Свою Кармен предъявила и прима самарской труппы Татьяна Ларина. Парадокс в том, что она вообще-то сопрано, по природе даже лирическое. Такой эксперимент вызывал немало сомнений, но Ларина по большей части их развеяла. Да, у нее нет тех чувственных низов, каких обычно ждут от Кармен, ее голос звучит без южной знойности, ему не хватает темных тонов. Но Ларина не особо и пыталась следовать каким-либо канонам. Она спела эту партию так, как было наиболее естественно именно для ее голоса, и насколько допускал замысел режиссера, создала оригинальный образ. Ее Кармен мягче, лиричнее и, пожалуй, искреннее, больше склонна к рефлексии, нежели героиня Бабинцевой. Поначалу она напоминает какую-нибудь Саффи из «Цыганского барона» и одновременно Мюзетту из «Богемы», а в Сцене гадания – даже и Виолетту из «Травиаты», но постепенно убеждает нас именно как Кармен.

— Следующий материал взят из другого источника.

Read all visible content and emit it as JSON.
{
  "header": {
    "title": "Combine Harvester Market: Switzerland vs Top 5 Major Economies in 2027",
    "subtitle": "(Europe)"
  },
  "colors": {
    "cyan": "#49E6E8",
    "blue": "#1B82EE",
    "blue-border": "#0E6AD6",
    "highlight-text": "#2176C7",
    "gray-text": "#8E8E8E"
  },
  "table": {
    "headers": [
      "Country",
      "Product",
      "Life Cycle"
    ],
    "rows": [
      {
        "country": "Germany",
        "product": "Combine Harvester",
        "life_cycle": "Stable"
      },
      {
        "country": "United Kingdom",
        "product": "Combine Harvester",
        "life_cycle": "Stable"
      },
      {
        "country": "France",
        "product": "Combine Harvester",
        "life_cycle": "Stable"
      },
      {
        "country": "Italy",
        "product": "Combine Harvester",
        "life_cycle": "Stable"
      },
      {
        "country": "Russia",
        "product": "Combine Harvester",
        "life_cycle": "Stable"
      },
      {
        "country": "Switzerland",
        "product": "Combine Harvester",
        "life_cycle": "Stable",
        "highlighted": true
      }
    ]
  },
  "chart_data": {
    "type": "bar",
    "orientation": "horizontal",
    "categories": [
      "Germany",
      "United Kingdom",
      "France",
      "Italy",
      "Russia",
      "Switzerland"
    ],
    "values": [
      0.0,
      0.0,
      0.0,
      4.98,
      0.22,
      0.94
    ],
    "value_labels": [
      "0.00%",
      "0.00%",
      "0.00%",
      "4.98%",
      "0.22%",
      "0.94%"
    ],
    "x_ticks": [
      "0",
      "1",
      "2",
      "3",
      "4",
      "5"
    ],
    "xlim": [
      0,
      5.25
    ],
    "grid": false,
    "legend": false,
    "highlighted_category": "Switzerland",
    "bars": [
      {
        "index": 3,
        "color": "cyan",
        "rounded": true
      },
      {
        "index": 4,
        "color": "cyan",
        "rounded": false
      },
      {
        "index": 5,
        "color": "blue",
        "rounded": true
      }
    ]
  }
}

Хосе на премьерных представлениях были оба приглашенные – Руслан Юдин из Театра Сац и Илья Говзич из Саратова. В исполнении Говзича было, пожалуй, больше экспрессии, но и больше суеты. В голосе Юдина, возможно, меньше драматизма, но в данном сценическом решении уместнее сдержанность, и точечные эмоциональные всплески впечатляют сильнее. Юдин играет драму, а Говзич – мелодраму, и это заметно противоречит общему замыслу.
Эскамильо в обоих премьерных представлениях исполнял Станислав Трифонов из Минска, и такого тореадора я не припомню на наших сценах! Дело не только в качестве вокала, но, прежде всего, в масштабе образа. Пожалуй, это первый случай на моей памяти, когда Эскамильо встал вровень с главными героями, едва ли не потеснив Хосе.
Достойно выступили в партии Микаэлы Ирина Янцева и Татьяна Гайворонская. Отмечу также превосходную работу одного из ведущих мастеров театра Андрея Антонова в роли Цуниги.
Спектакль идет на французском языке – ход, ставший уже почти безальтернативным (за редчайшими исключениями) на сценах столичных, но все еще редкий в провинции. Самара пришла к исполнению опер на языке оригинала не так давно, и до сих пор это был почти исключительно итальянский (недавно к нему добавился и немецкий, хотя пока – только в «Волшебной флейте»). Французский для наших певцов значительно сложнее, и не сказать, чтобы все овладели им как следует. Кое-кому явно не хватило полноценной работы с настоящим коучем (таковой даже номинально не числится в программке). Хорошо бы, чтобы этот недостаток был постепенно преодолен, потому что, когда спектакль повезут на гастроли в Москву (если не на «Золотую маску», то на фестиваль «Видеть музыку»), такое смешение французского со средневолжским может помешать столичной публике оценить его в полной мере.